24 May, 2014

In Spite of Fear

"Travel far enough, you meet yourself." - David Mitchell, Cloud Atlas 

There was a time in my life when I was not the person I am now. A time when I stayed in my little apartment for weeks on end, afraid to go out in case of Catastrophe. Once I finally sought treatment, my therapist asked me, "what are you scared will happen?" I had no clear answer. Something terrible. Something from which there would be no recovery. The word for this behavior is agoraphobia, and I had it. It had me. All part of the joys of living on the OCD spectrum.

It didn't hit me how bad it had gotten, as is often the case, until after it was getting better. One day, after months of therapy, I woke up and decided to drive to the public library. And so I did. I checked out some books, although I don't now remember which ones, on the logic that this way, I'd have to repeat this arduous journey. When I got home, I called my mother. To brag. About going to the library.

"...and I didn't get lost, or anything!" I was so proud. Even more sobering, my mom was proud too. Hearing her voice on the phone that afternoon -- "Good for you, honey! We love you so much!" -- I wondered how I'd gotten to this point, how a strong-willed and plucky girl had so quickly become a frightened young woman for whom a ten-minute drive, there and back again, was cause for celebration.

I still wonder. And that's the hell of mental illness; I have no answer. I don't know why some brains, mine among them, seem to misfire sometimes, to take in the input from the world around us and spit out an unhelpful response. I only know that it happens, and that it happened (and sometimes still happens) to me.

A few years ago, I drove to Colorado, alone, to visit friends. When I got back, my mother said she couldn't believe I'd done it, that she remembered the young woman who was too fearful to leave her apartment, who turned in on herself and shut out the uncertainty her brain wouldn't allow her to process. "You're so much better," she said, and I could hear the pride again in her voice. I'm better, I thought, tasting the thought in my brain, letting it roll around like a good whisky. It was the first time I could concretely say I'd beaten my illness in a meaningful way.

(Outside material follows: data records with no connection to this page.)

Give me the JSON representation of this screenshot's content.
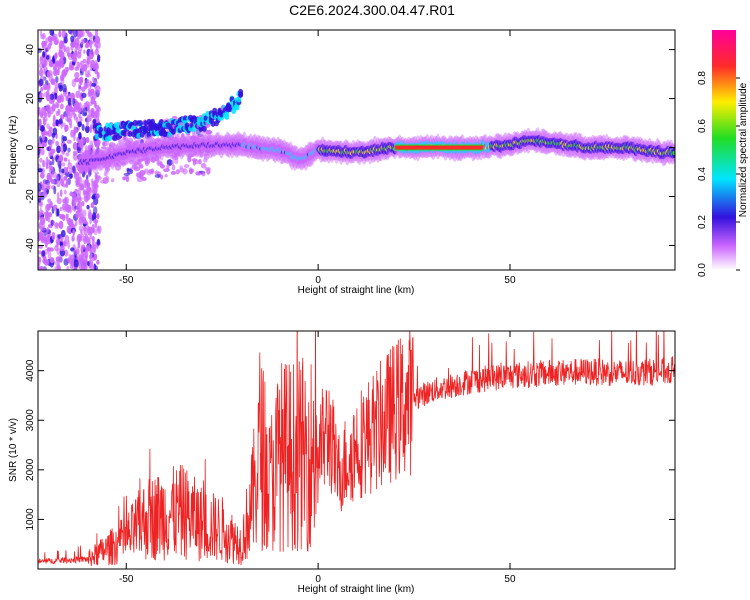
{
  "title": "C2E6.2024.300.04.47.R01",
  "chart_data": [
    {
      "type": "heatmap",
      "xlabel": "Height of straight line (km)",
      "ylabel": "Frequency (Hz)",
      "xlim": [
        -73,
        93
      ],
      "ylim": [
        -50,
        48
      ],
      "xticks": [
        -50,
        0,
        50
      ],
      "yticks": [
        -40,
        -20,
        0,
        20,
        40
      ],
      "grid": false,
      "colorbar": {
        "label": "Normalized spectral amplitude",
        "range": [
          0,
          1
        ],
        "ticks": [
          0.0,
          0.2,
          0.4,
          0.6,
          0.8
        ],
        "colors": [
          "#ffffff",
          "#cc66ff",
          "#3311dd",
          "#00e5ff",
          "#22dd22",
          "#ffee00",
          "#ff2a2a",
          "#ff0099"
        ]
      },
      "ridge": {
        "x": [
          -60,
          -50,
          -40,
          -30,
          -20,
          -10,
          -5,
          0,
          10,
          20,
          30,
          40,
          50,
          55,
          60,
          70,
          80,
          90
        ],
        "y": [
          -6,
          -2,
          0,
          1,
          1,
          -1,
          -5,
          -1,
          -2,
          0,
          0,
          0,
          1,
          3,
          2,
          0,
          0,
          -2
        ]
      },
      "upper_branch": {
        "x": [
          -60,
          -50,
          -40,
          -30,
          -25,
          -20
        ],
        "y": [
          6,
          7,
          8,
          10,
          14,
          20
        ]
      }
    },
    {
      "type": "line",
      "xlabel": "Height of straight line (km)",
      "ylabel": "SNR (10 * v/v)",
      "xlim": [
        -73,
        93
      ],
      "ylim": [
        0,
        4800
      ],
      "xticks": [
        -50,
        0,
        50
      ],
      "yticks": [
        1000,
        2000,
        3000,
        4000
      ],
      "color": "#ee2222",
      "grid": false,
      "envelope": {
        "x": [
          -73,
          -60,
          -50,
          -45,
          -40,
          -35,
          -30,
          -25,
          -20,
          -17,
          -15,
          -13,
          -10,
          -5,
          0,
          3,
          5,
          10,
          15,
          20,
          25,
          30,
          40,
          50,
          60,
          70,
          80,
          93
        ],
        "y": [
          150,
          200,
          600,
          1000,
          1100,
          1150,
          900,
          800,
          500,
          1400,
          2600,
          1600,
          2300,
          2300,
          2400,
          2800,
          1900,
          2500,
          2800,
          3200,
          3450,
          3600,
          3800,
          3900,
          3950,
          3980,
          3950,
          4000
        ]
      }
    }
  ]
}
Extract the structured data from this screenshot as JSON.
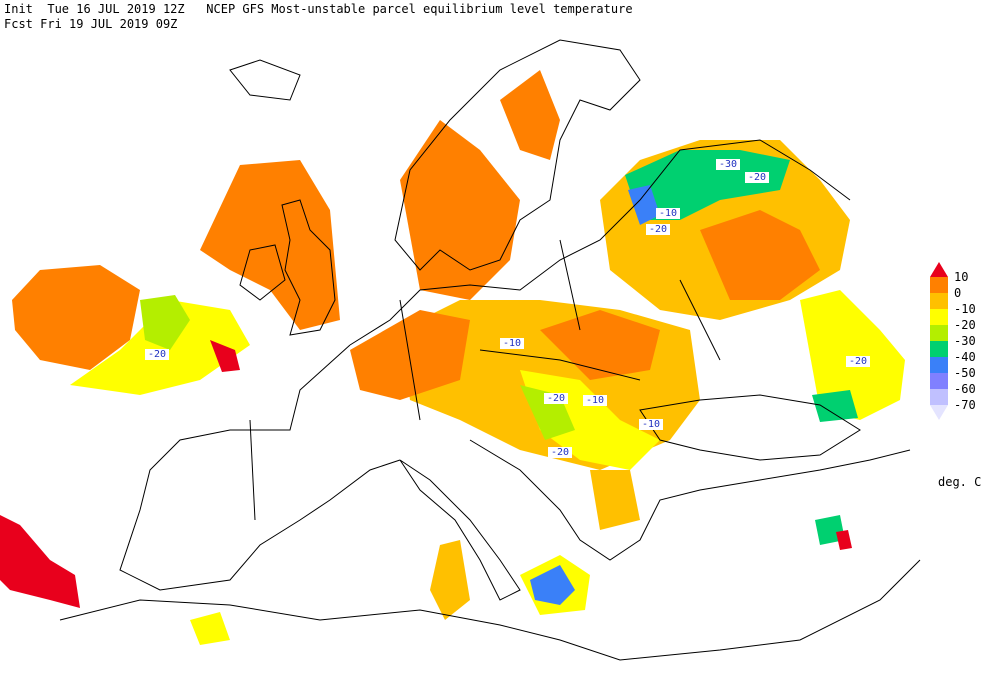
{
  "header": {
    "line1": "Init  Tue 16 JUL 2019 12Z   NCEP GFS Most-unstable parcel equilibrium level temperature",
    "line2": "Fcst Fri 19 JUL 2019 09Z"
  },
  "legend": {
    "levels": [
      10,
      0,
      -10,
      -20,
      -30,
      -40,
      -50,
      -60,
      -70
    ],
    "colors": [
      "#e8001c",
      "#ff8000",
      "#ffc000",
      "#ffff00",
      "#b4ee00",
      "#00d070",
      "#3a80f8",
      "#8080ff",
      "#c0c0ff",
      "#e4e4ff"
    ],
    "unit": "deg. C"
  },
  "contour_labels": [
    -30,
    -20,
    -10,
    -20,
    -20,
    -10,
    -20,
    -10,
    -10,
    -20,
    -20
  ]
}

In the last three weeks, I've done things that I could never have contemplated fifteen years ago. For many people, I'm sure this trip looks like no big deal. So you traveled, I can hear them saying, people do that. And they're right, these hypothetical people in my head. People do do that. Sane people. Healthy people. Fearless people.

Certainly I'm not always sane and healthy. And fearless? Ha! I'm demonstrably not, in point of fact, fearless. Fear is in no short supply around here, thanks to a mental illness that's deviled me for nearly half my life. And maybe "fearless" isn't the point. Maybe we're all afraid, most of the time, and maybe what's important isn't that we feel no fear, but that we acknowledge the fear and refuse to let it decide for us.

When I was asked to go on this trip, I said yes without hesitation, knowing that saying no because of fear would represent a return to that long-ago apartment that I was once too afraid to leave. When I went to the airport three weeks ago, I went knowing that I was afraid. Sitting here today, trying to put it into perspective in the scant hour before I leave for the airport, I'm afraid. My crazy OCD brain is yammering away with what if and you can't and danger danger danger.

The thing about mental illness is, you don't Get Better so much as you become more adept at managing it, more aware of the times when it seeks to sabotage your life in a million different ways. The OCD is still there, and probably it always will be. I've just gotten better at telling it to sit down and shut up. (Note: I want to make it clear that I didn't do it alone. I had and still rely on support, treatment, and love; if you have a mental illness, and you don't have those things, please reach out. To anyone. To me, if you choose.)

So sure, I'm better, but I'm not fearless. Still I have done this, and I will do this, because I am not my diagnosis, and I am never going back to that apartment. Remembering that has allowed me to have one of the best travel experience of my life, to see a place I never imagined I'd see, to meet people who have taught me, and touched me with their openness and joy in life. A life lived free of fear sounds great, but maybe a life lived in spite of it is just as good.